The mechanism of soil nitrogen transformation under different biocrusts to warming and reduced precipitation: From microbial functional genes to enzyme activity

Soil nitrogen (N) mineralization is a microbially-mediated biogeochemical process that is strongly influenced by changing climates. However, little information is available on the mechanisms behind the response of N mineralization to prolonged warming coupled with drought in soils covered by biocrusts. We used open top chambers to investigate the rate of soil N transformation (ammonification, nitrification and mineralization), enzyme activity and gene abundance in response to warming coupled with reduced precipitation over three years (2016–2018). Warming and drought significantly reduced the N transformation rate, extracellular enzyme activity, and gene abundance in moss-covered soil. For cyanobacteria-covered soil, however, it inhibited enzyme activity and increased the abundance of the nitrification-related genes and therefore nitrification rate. Our treatments had no obvious effects on N transformation and enzyme activity, but reduced gene abundance in bare soil.
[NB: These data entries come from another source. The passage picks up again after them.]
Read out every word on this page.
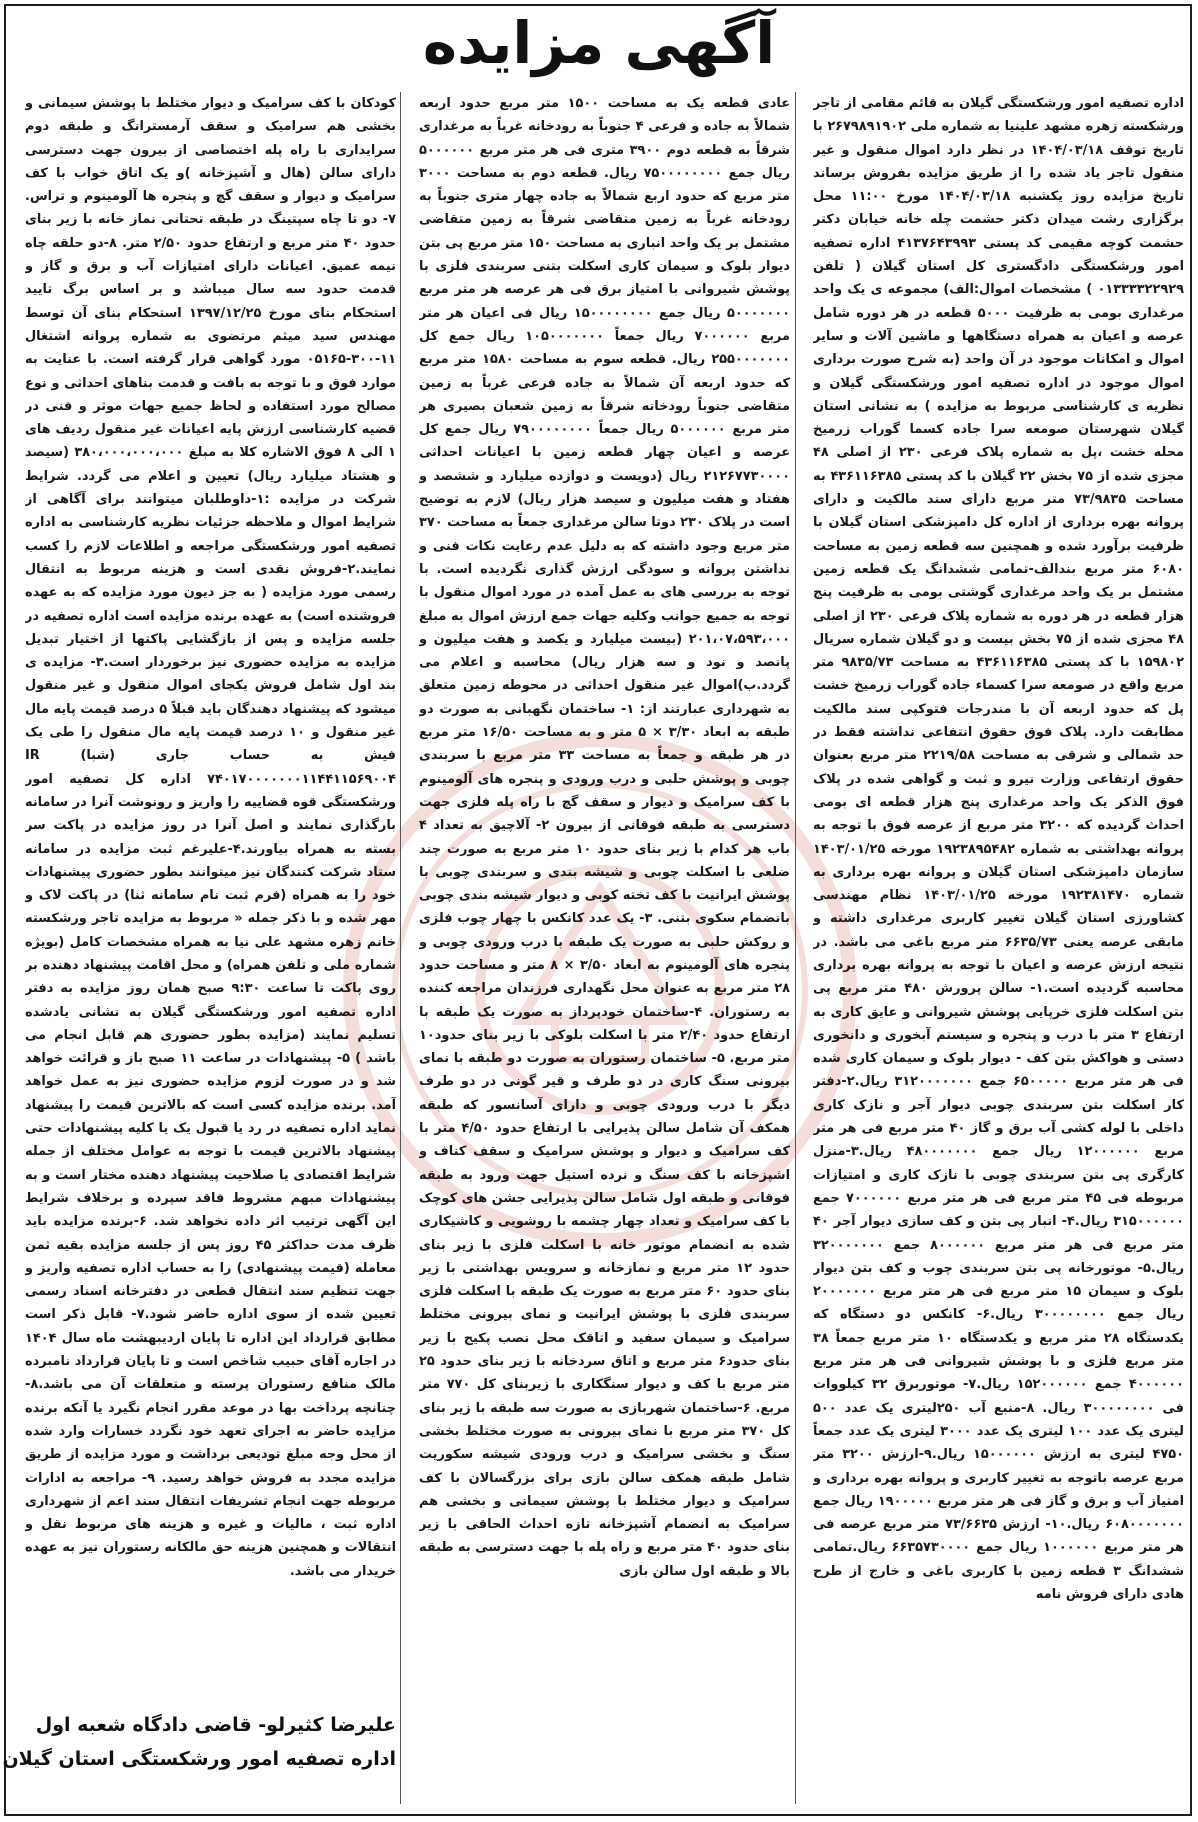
آگهی مزایده
اداره تصفیه امور ورشکستگی گیلان به قائم مقامی از تاجر ورشکسته زهره مشهد علینیا به شماره ملی ۲۶۷۹۸۹۱۹۰۲ با تاریخ توقف ۱۴۰۴/۰۳/۱۸ در نظر دارد اموال منقول و غیر منقول تاجر یاد شده را از طریق مزایده بفروش برساند تاریخ مزایده روز یکشنبه ۱۴۰۴/۰۳/۱۸ مورخ ۱۱:۰۰ محل برگزاری رشت میدان دکتر حشمت چله خانه خیابان دکتر حشمت کوچه مقیمی کد پستی ۴۱۳۷۶۴۳۹۹۳ اداره تصفیه امور ورشکستگی دادگستری کل استان گیلان ( تلفن ۰۱۳۳۳۳۲۲۹۲۹ ) مشخصات اموال:الف) مجموعه ی یک واحد مرغداری بومی به ظرفیت ۵۰۰۰ قطعه در هر دوره شامل عرصه و اعیان به همراه دستگاهها و ماشین آلات و سایر اموال و امکانات موجود در آن واحد (به شرح صورت برداری اموال موجود در اداره تصفیه امور ورشکستگی گیلان و نظریه ی کارشناسی مربوط به مزایده ) به نشانی استان گیلان شهرستان صومعه سرا جاده کسما گوراب زرمیخ محله خشت ،پل به شماره پلاک فرعی ۲۳۰ از اصلی ۴۸ مجزی شده از ۷۵ بخش ۲۲ گیلان با کد پستی ۴۳۶۱۱۶۳۸۵ به مساحت ۷۳/۹۸۳۵ متر مربع دارای سند مالکیت و دارای پروانه بهره برداری از اداره کل دامپزشکی استان گیلان با ظرفیت برآورد شده و همچنین سه قطعه زمین به مساحت ۶۰۸۰ متر مربع بندالف-تمامی ششدانگ یک قطعه زمین مشتمل بر یک واحد مرغداری گوشتی بومی به ظرفیت پنج هزار قطعه در هر دوره به شماره پلاک فرعی ۲۳۰ از اصلی ۴۸ مجزی شده از ۷۵ بخش بیست و دو گیلان شماره سریال ۱۵۹۸۰۲ با کد پستی ۴۳۶۱۱۶۳۸۵ به مساحت ۹۸۳۵/۷۳ متر مربع واقع در صومعه سرا کسماء جاده گوراب زرمیخ خشت پل که حدود اربعه آن با مندرجات فتوکپی سند مالکیت مطابقت دارد. پلاک فوق حقوق انتفاعی نداشته فقط در حد شمالی و شرقی به مساحت ۲۲۱۹/۵۸ متر مربع بعنوان حقوق ارتفاعی وزارت نیرو و ثبت و گواهی شده در پلاک فوق الذکر یک واحد مرغداری پنج هزار قطعه ای بومی احداث گردیده که ۳۲۰۰ متر مربع از عرصه فوق با توجه به پروانه بهداشتی به شماره ۱۹۲۳۸۹۵۴۸۲ مورخه ۱۴۰۳/۰۱/۲۵ سازمان دامپزشکی استان گیلان و پروانه بهره برداری به شماره ۱۹۲۳۸۱۴۷۰ مورخه ۱۴۰۳/۰۱/۲۵ نظام مهندسی کشاورزی استان گیلان تغییر کاربری مرغداری داشته و مابقی عرصه یعنی ۶۶۳۵/۷۳ متر مربع باغی می باشد. در نتیجه ارزش عرصه و اعیان با توجه به پروانه بهره برداری محاسبه گردیده است.۱- سالن پرورش ۴۸۰ متر مربع پی بتن اسکلت فلزی خرپایی پوشش شیروانی و عایق کاری به ارتفاع ۳ متر با درب و پنجره و سیستم آبخوری و دانخوری دستی و هواکش بتن کف - دیوار بلوک و سیمان کاری شده فی هر متر مربع ۶۵۰۰۰۰۰ جمع ۳۱۲۰۰۰۰۰۰۰ ریال.۲-دفتر کار اسکلت بتن سربندی چوبی دیوار آجر و نازک کاری داخلی با لوله کشی آب برق و گاز ۴۰ متر مربع فی هر متر مربع ۱۲۰۰۰۰۰۰ ریال جمع ۴۸۰۰۰۰۰۰۰ ریال.۳-منزل کارگری پی بتن سربندی چوبی با نازک کاری و امتیازات مربوطه فی ۴۵ متر مربع فی هر متر مربع ۷۰۰۰۰۰۰ جمع ۳۱۵۰۰۰۰۰۰ ریال.۴- انبار پی بتن و کف سازی دیوار آجر ۴۰ متر مربع فی هر متر مربع ۸۰۰۰۰۰۰ جمع ۳۲۰۰۰۰۰۰۰ ریال.۵- موتورخانه پی بتن سربندی چوب و کف بتن دیوار بلوک و سیمان ۱۵ متر مربع فی هر متر مربع ۲۰۰۰۰۰۰۰ ریال جمع ۳۰۰۰۰۰۰۰۰ ریال.۶- کانکس دو دستگاه که یکدستگاه ۲۸ متر مربع و یکدستگاه ۱۰ متر مربع جمعاً ۳۸ متر مربع فلزی و با پوشش شیروانی فی هر متر مربع ۴۰۰۰۰۰۰ جمع ۱۵۲۰۰۰۰۰۰ ریال.۷- موتوربرق ۳۲ کیلووات فی ۳۰۰۰۰۰۰۰۰ ریال. ۸-منبع آب ۲۵۰لیتری یک عدد ۵۰۰ لیتری یک عدد ۱۰۰ لیتری یک عدد ۳۰۰۰ لیتری یک عدد جمعاً ۴۷۵۰ لیتری به ارزش ۱۵۰۰۰۰۰۰ ریال.۹-ارزش ۳۲۰۰ متر مربع عرصه باتوجه به تغییر کاربری و پروانه بهره برداری و امتیاز آب و برق و گاز فی هر متر مربع ۱۹۰۰۰۰۰ ریال جمع ۶۰۸۰۰۰۰۰۰۰ ریال.۱۰- ارزش ۷۳/۶۶۳۵ متر مربع عرصه فی هر متر مربع ۱۰۰۰۰۰۰ ریال جمع ۶۶۳۵۷۳۰۰۰۰ ریال.تمامی ششدانگ ۳ قطعه زمین با کاربری باغی و خارج از طرح هادی دارای فروش نامه
عادی قطعه یک به مساحت ۱۵۰۰ متر مربع حدود اربعه شمالاً به جاده و فرعی ۴ جنوباً به رودخانه غرباً به مرغداری شرقاً به قطعه دوم ۳۹۰۰ متری فی هر متر مربع ۵۰۰۰۰۰۰ ریال جمع ۷۵۰۰۰۰۰۰۰۰ ریال. قطعه دوم به مساحت ۳۰۰۰ متر مربع که حدود اربع شمالاً به جاده چهار متری جنوباً به رودخانه غرباً به زمین متقاضی شرقاً به زمین متقاضی مشتمل بر یک واحد انباری به مساحت ۱۵۰ متر مربع پی بتن دیوار بلوک و سیمان کاری اسکلت بتنی سربندی فلزی با پوشش شیروانی با امتیاز برق فی هر عرصه هر متر مربع ۵۰۰۰۰۰۰۰ ریال جمع ۱۵۰۰۰۰۰۰۰۰ ریال فی اعیان هر متر مربع ۷۰۰۰۰۰۰ ریال جمعاً ۱۰۵۰۰۰۰۰۰۰ ریال جمع کل ۲۵۵۰۰۰۰۰۰۰ ریال. قطعه سوم به مساحت ۱۵۸۰ متر مربع که حدود اربعه آن شمالاً به جاده فرعی غرباً به زمین متقاضی جنوباً رودخانه شرقاً به زمین شعبان بصیری هر متر مربع ۵۰۰۰۰۰۰ ریال جمعاً ۷۹۰۰۰۰۰۰۰۰ ریال جمع کل عرصه و اعیان چهار قطعه زمین با اعیانات احداثی ۲۱۲۶۷۷۳۰۰۰۰ ریال (دویست و دوازده میلیارد و ششصد و هفتاد و هفت میلیون و سیصد هزار ریال) لازم به توضیح است در پلاک ۲۳۰ دوتا سالن مرغداری جمعاً به مساحت ۳۷۰ متر مربع وجود داشته که به دلیل عدم رعایت نکات فنی و نداشتن پروانه و سودگی ارزش گذاری نگردیده است. با توجه به بررسی های به عمل آمده در مورد اموال منقول با توجه به جمیع جوانب وکلیه جهات جمع ارزش اموال به مبلغ ۲۰۱،۰۷،۵۹۳،۰۰۰ (بیست میلیارد و یکصد و هفت میلیون و پانصد و نود و سه هزار ریال) محاسبه و اعلام می گردد.ب)اموال غیر منقول احداثی در محوطه زمین متعلق به شهرداری عبارتند از: ۱- ساختمان نگهبانی به صورت دو طبقه به ابعاد ۳/۳۰ × ۵ متر و به مساحت ۱۶/۵۰ متر مربع در هر طبقه و جمعاً به مساحت ۳۳ متر مربع با سربندی چوبی و پوشش حلبی و درب ورودی و پنجره های آلومینوم با کف سرامیک و دیوار و سقف گچ با راه پله فلزی جهت دسترسی به طبقه فوقانی از بیرون ۲- آلاچیق به تعداد ۴ باب هر کدام با زیر بنای حدود ۱۰ متر مربع به صورت چند ضلعی با اسکلت چوبی و شیشه بندی و سربندی چوبی با پوشش ایرانیت با کف تخته کوبی و دیوار شیشه بندی چوبی بانضمام سکوی بتنی. ۳- یک عدد کانکس با چهار چوب فلزی و روکش حلبی به صورت یک طبقه با درب ورودی چوبی و پنجره های آلومینوم به ابعاد ۳/۵۰ × ۸ متر و مساحت حدود ۲۸ متر مربع به عنوان محل نگهداری فرزندان مراجعه کننده به رستوران. ۴-ساختمان خودپرداز به صورت یک طبقه با ارتفاع حدود ۲/۴۰ متر با اسکلت بلوکی با زیر بنای حدود۱۰ متر مربع. ۵- ساختمان رستوران به صورت دو طبقه با نمای بیرونی سنگ کاری در دو طرف و قیر گونی در دو طرف دیگر با درب ورودی چوبی و دارای آسانسور که طبقه همکف آن شامل سالن پذیرایی با ارتفاع حدود ۴/۵۰ متر با کف سرامیک و دیوار و پوشش سرامیک و سقف کناف و اشپزخانه با کف سنگ و نرده استیل جهت ورود به طبقه فوقانی و طبقه اول شامل سالن پذیرایی جشن های کوچک با کف سرامیک و تعداد چهار چشمه با روشویی و کاشیکاری شده به انضمام موتور خانه با اسکلت فلزی با زیر بنای حدود ۱۲ متر مربع و نمازخانه و سرویس بهداشتی با زیر بنای حدود ۶۰ متر مربع به صورت یک طبقه با اسکلت فلزی سربندی فلزی با پوشش ایرانیت و نمای بیرونی مختلط سرامیک و سیمان سفید و اتاقک محل نصب پکیج با زیر بنای حدود۶ متر مربع و اتاق سردخانه با زیر بنای حدود ۲۵ متر مربع با کف و دیوار سنگکاری با زیربنای کل ۷۷۰ متر مربع. ۶-ساختمان شهربازی به صورت سه طبقه با زیر بنای کل ۳۷۰ متر مربع با نمای بیرونی به صورت مختلط بخشی سنگ و بخشی سرامیک و درب ورودی شیشه سکوریت شامل طبقه همکف سالن بازی برای بزرگسالان با کف سرامیک و دیوار مختلط با پوشش سیمانی و بخشی هم سرامیک به انضمام آشپزخانه تازه احداث الحاقی با زیر بنای حدود ۴۰ متر مربع و راه پله با جهت دسترسی به طبقه بالا و طبقه اول سالن بازی
کودکان با کف سرامیک و دیوار مختلط با پوشش سیمانی و بخشی هم سرامیک و سقف آرمسترانگ و طبقه دوم سرایداری با راه پله اختصاصی از بیرون جهت دسترسی دارای سالن (هال و آشپزخانه )و یک اتاق خواب با کف سرامیک و دیوار و سقف گچ و پنجره ها آلومینوم و تراس. ۷- دو تا چاه سپتینگ در طبقه تحتانی نماز خانه با زیر بنای حدود ۴۰ متر مربع و ارتفاع حدود ۲/۵۰ متر. ۸-دو حلقه چاه نیمه عمیق. اعیانات دارای امتیازات آب و برق و گاز و قدمت حدود سه سال میباشد و بر اساس برگ تایید استحکام بنای مورخ ۱۳۹۷/۱۲/۲۵ استحکام بنای آن توسط مهندس سید میثم مرتضوی به شماره پروانه اشتغال ۱۱-۳۰۰-۰۵۱۶۵ مورد گواهی قرار گرفته است. با عنایت به موارد فوق و با توجه به بافت و قدمت بناهای احداثی و نوع مصالح مورد استفاده و لحاظ جمیع جهات موثر و فنی در قضیه کارشناسی ارزش پایه اعیانات غیر منقول ردیف های ۱ الی ۸ فوق الاشاره کلا به مبلغ ۳۸۰،۰۰۰،۰۰۰،۰۰۰ (سیصد و هشتاد میلیارد ریال) تعیین و اعلام می گردد. شرایط شرکت در مزایده :۱-داوطلبان میتوانند برای آگاهی از شرایط اموال و ملاحظه جزئیات نظریه کارشناسی به اداره تصفیه امور ورشکستگی مراجعه و اطلاعات لازم را کسب نمایند.۲-فروش نقدی است و هزینه مربوط به انتقال رسمی مورد مزایده ( به جز دیون مورد مزایده که به عهده فروشنده است) به عهده برنده مزایده است اداره تصفیه در جلسه مزایده و پس از بازگشایی پاکتها از اختیار تبدیل مزایده به مزایده حضوری نیز برخوردار است.۳- مزایده ی بند اول شامل فروش یکجای اموال منقول و غیر منقول میشود که پیشنهاد دهندگان باید قبلاً ۵ درصد قیمت پایه مال غیر منقول و ۱۰ درصد قیمت پایه مال منقول را طی یک فیش به حساب جاری (شبا) IR ۷۴۰۱۷۰۰۰۰۰۰۰۱۱۴۴۱۱۵۶۹۰۰۴ اداره کل تصفیه امور ورشکستگی قوه قضاییه را واریز و رونوشت آنرا در سامانه بارگذاری نمایند و اصل آنرا در روز مزایده در پاکت سر بسته به همراه بیاورند.۴-علیرغم ثبت مزایده در سامانه ستاد شرکت کنندگان نیز میتوانند بطور حضوری پیشنهادات خود را به همراه (فرم ثبت نام سامانه ثنا) در پاکت لاک و مهر شده و با ذکر جمله « مربوط به مزایده تاجر ورشکسته خانم زهره مشهد علی نیا به همراه مشخصات کامل (بویژه شماره ملی و تلفن همراه) و محل اقامت پیشنهاد دهنده بر روی پاکت تا ساعت ۹:۳۰ صبح همان روز مزایده به دفتر اداره تصفیه امور ورشکستگی گیلان به نشانی یادشده تسلیم نمایند (مزایده بطور حضوری هم قابل انجام می باشد ) ۵- پیشنهادات در ساعت ۱۱ صبح باز و قرائت خواهد شد و در صورت لزوم مزایده حضوری نیز به عمل خواهد آمد. برنده مزایده کسی است که بالاترین قیمت را پیشنهاد نماید اداره تصفیه در رد یا قبول یک یا کلیه پیشنهادات حتی پیشنهاد بالاترین قیمت با توجه به عوامل مختلف از جمله شرایط اقتصادی یا صلاحیت پیشنهاد دهنده مختار است و به پیشنهادات مبهم مشروط فاقد سپرده و برخلاف شرایط این آگهی ترتیب اثر داده نخواهد شد. ۶-برنده مزایده باید ظرف مدت حداکثر ۴۵ روز پس از جلسه مزایده بقیه ثمن معامله (قیمت پیشنهادی) را به حساب اداره تصفیه واریز و جهت تنظیم سند انتقال قطعی در دفترخانه اسناد رسمی تعیین شده از سوی اداره حاضر شود.۷- قابل ذکر است مطابق قرارداد این اداره تا پایان اردیبهشت ماه سال ۱۴۰۴ در اجاره آقای حبیب شاخص است و تا پایان قرارداد نامبرده مالک منافع رستوران پرسته و متعلقات آن می باشد.۸- چنانچه پرداخت بها در موعد مقرر انجام نگیرد یا آنکه برنده مزایده حاضر به اجرای تعهد خود نگردد خسارات وارد شده از محل وجه مبلغ تودیعی برداشت و مورد مزایده از طریق مزایده مجدد به فروش خواهد رسید. ۹- مراجعه به ادارات مربوطه جهت انجام تشریفات انتقال سند اعم از شهرداری اداره ثبت ، مالیات و غیره و هزینه های مربوط نقل و انتقالات و همچنین هزینه حق مالکانه رستوران نیز به عهده خریدار می باشد.
علیرضا کثیرلو- قاضی دادگاه شعبه اول
اداره تصفیه امور ورشکستگی استان گیلان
Biocrusts may facilitate N transformation while the degradation of moss crust caused by climate warming will dampen any regulating effect of biocrusts on the belowground microbial community. Furthermore, belowground microbial communities can mediate N transformation under ongoing warming and reduced precipitation by suppressing ammonification- and nitrification-related gene families, and by stimulating nitrification-related gene families involved in cyanobacteria-covered soil. This study provides a basis for identifying the functional genes involved in key processes in the N cycle in temperate desert ecosystems, and our results further highlight the importance of different biocrusts organisms in the N cycle in temperate deserts as Earth becomes hotter and drier.